Her grandfather, Charles R. Knight, was a celebrated naturalist artist whose paintings of dinosaurs helped shape popular perceptions of how the giant prehistoric reptiles lived.
Kalt would sit next to him at New York’s American Museum of Natural History and watch as he painstakingly sketched the fossils, which he later turned into vivid recreations that appeared in frames or in books and magazines.
Yet Knight had a side passion — he loved opera, befriending divas and singing for pleasure. More than 60 years after he died, his opera side is finally coming to fruition.
An original opera, which revolves around young Rhoda and her afternoons with her grandfather, premieres Saturday, with a chamber orchestra playing inside the museum in a hall that is home to the world’s first mounted sauropod dinosaur and an imposing tyrannosaurus rex.
“Rhoda and the Fossil Hunt” will be the first opera ever performed in the dinosaur exhibition of the sprawling complex on the western edge of Central Park, according to the museum.
“My grandfather loved the opera and, as a matter of fact, he had a magnificent voice,” explained the bubbly Kalt, who called the creation of the piece “very exciting.”
Kalt, who is eager to chat at length about her life (other than to disclose her age), wrote for the defunct Junior Natural History magazine aimed at young people and still regularly visits the museum.

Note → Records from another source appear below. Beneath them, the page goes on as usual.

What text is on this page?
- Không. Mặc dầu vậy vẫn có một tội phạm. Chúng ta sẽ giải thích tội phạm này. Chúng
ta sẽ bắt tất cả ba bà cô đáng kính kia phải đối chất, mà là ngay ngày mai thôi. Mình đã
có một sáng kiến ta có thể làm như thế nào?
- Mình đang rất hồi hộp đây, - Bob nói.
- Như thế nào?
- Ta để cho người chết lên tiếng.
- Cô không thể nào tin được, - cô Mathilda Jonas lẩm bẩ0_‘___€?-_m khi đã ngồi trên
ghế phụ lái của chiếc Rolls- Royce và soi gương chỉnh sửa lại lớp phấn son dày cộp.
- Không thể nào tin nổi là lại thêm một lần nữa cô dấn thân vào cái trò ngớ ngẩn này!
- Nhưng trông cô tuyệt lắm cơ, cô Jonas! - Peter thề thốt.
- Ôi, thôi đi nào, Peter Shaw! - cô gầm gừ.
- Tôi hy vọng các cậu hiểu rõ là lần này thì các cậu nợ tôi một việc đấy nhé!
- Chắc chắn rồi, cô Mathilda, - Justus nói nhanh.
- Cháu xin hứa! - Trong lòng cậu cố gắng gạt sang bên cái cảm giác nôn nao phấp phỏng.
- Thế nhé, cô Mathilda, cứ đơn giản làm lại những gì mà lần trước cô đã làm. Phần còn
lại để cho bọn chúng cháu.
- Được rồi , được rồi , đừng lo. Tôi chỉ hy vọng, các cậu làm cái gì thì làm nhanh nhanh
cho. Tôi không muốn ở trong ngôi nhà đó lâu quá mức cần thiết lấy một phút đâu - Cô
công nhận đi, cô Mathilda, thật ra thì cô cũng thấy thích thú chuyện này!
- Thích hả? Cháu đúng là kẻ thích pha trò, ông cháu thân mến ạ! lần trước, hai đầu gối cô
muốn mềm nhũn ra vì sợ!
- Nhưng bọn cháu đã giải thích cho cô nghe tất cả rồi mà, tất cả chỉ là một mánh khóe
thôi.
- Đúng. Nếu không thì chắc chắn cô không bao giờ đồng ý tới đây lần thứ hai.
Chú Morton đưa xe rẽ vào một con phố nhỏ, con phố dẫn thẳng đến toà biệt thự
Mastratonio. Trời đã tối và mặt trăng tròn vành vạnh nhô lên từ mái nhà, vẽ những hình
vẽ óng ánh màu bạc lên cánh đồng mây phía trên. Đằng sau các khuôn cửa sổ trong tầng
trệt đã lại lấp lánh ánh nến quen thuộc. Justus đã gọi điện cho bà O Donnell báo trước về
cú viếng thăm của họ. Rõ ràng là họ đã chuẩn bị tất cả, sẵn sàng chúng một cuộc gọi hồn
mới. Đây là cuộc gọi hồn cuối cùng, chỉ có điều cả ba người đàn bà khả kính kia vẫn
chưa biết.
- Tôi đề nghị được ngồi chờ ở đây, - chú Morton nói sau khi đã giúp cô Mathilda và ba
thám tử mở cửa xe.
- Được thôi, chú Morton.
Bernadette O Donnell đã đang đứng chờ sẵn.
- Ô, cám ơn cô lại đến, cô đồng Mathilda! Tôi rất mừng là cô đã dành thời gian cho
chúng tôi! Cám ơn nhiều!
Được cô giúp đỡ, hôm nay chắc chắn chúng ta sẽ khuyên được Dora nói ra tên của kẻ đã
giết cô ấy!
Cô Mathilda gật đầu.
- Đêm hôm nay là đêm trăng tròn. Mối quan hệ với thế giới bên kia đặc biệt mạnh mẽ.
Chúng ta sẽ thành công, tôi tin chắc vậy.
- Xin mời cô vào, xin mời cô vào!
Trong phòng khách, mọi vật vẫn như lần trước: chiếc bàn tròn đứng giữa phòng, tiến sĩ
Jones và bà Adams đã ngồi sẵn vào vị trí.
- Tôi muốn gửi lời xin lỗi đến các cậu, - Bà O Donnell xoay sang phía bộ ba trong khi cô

“Really, it was my whole childhood — coming here and being with the museum,” she said as she sat on a bench beneath the dinosaurs.
– Singing science –
Composed by John Musto, “Rhoda and the Fossil Hunt” does not attempt to create any sort of dinosaur-themed music but keeps the tone lively — and explains some of the science, fully reviewed by the museum’s paleontologists.
“John miraculously was able to make all of these dinosaur names and scientific terms sing beautifully, like it’s Italian opera,” Eric Einhorn, the librettist, said with a smile.
With children expected to make up much of the audience, the creators kept “Rhoda and the Fossil Hunt” to 20 minutes, with the story set over one adventure-packed afternoon in the museum.
“Rhoda was unfortunately a very well-behaved little kid, and well-behaved children do not an opera make,” Einhorn said.
“You need some tension, you need action,” he said. “So with Rhoda’s permission, I condensed it down into one fanciful afternoon.”
Presented by On Site Opera, a New York company that creates immersive experiences, “Rhoda and the Fossil Hunt” was co-commissioned by Chicago’s Lyric Opera and Pittsburgh Opera and will head to the two cities after closing in New York in mid-October.
The creators also expect to draw museum-goers who may not usually see opera. With access to the performance included in a museum ticket, some viewers are expected to stumble upon it.
“It won’t quite be guerilla pop-up,” Einhorn said. “But there will still be people in the room who are completely unaware.”